In the meantime, the guys have their hands full with the release of 5 Mile over here and in the States, and then a UK tour that starts in November. They have also been asked to put together an 'Another Late Night' compilation:

"We're really excited about that. It's really refreshing," says Ollie. "But you definitely have to fight the thing of just wanting to be shocking with the stuff that you pick. I think we got over that idea and thought in a way lets put something together that won't be that shocking but is so good that they'll love it."

"It'll have the strongest things we listened to in the past decade on it, from pretty old right up to brand new," explains Gale.

"Yeah," says Ollie, "we still don't know exactly, but it'll be lots of different stuff."

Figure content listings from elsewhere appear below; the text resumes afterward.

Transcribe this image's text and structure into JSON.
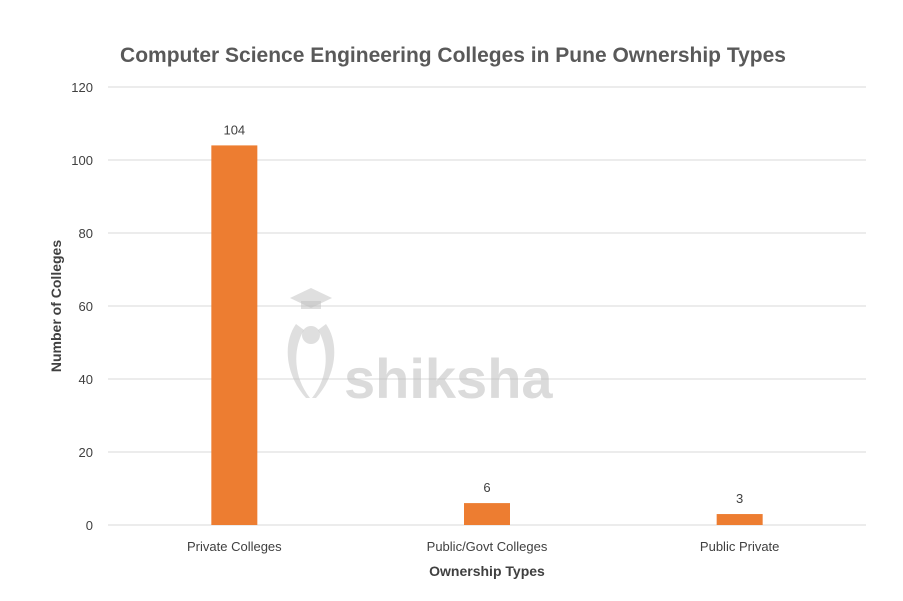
{
  "chart_data": {
    "type": "bar",
    "title": "Computer Science Engineering Colleges in Pune Ownership Types",
    "xlabel": "Ownership Types",
    "ylabel": "Number of Colleges",
    "categories": [
      "Private Colleges",
      "Public/Govt Colleges",
      "Public Private"
    ],
    "values": [
      104,
      6,
      3
    ],
    "data_labels": [
      "104",
      "6",
      "3"
    ],
    "ylim": [
      0,
      120
    ],
    "yticks": [
      0,
      20,
      40,
      60,
      80,
      100,
      120
    ],
    "grid": "horizontal",
    "bar_color": "#ed7d31"
  },
  "watermark": {
    "text": "shiksha",
    "icon": "graduate-cap-logo-icon"
  }
}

But for now it's promotion, promotion, promotion. The highlight of which must have been the incomparable Des and Mel show, on which they appeared last week.

"Des just waved at us robotically," says Ollie laughing, "He's bright orange - like an Ooompa Loompa but taller"

"Can you imagine if he wasn't taller?" says Gale. "It would be really scary."

"Yeah, but it would make it quite a fun show to watch," argues Ollie. "Especially with Mel next to him - she's about 7 foot."

"She'd be like a big praying Mantis," Gale grins, "folding her long arms round Des."

A few unfortunate critics may have labelled their music sombre and miserable, but they certainly don't lack a sense of humour.

According to Gale, if they could describe their music it would be: "The 21st Century Everly Brothers. Or the Everly Brothers meets Pink Floyd."

So keep on the look out for an acid rock version of 'Be-Bop-a-Lula'. And remember - you heard it here first.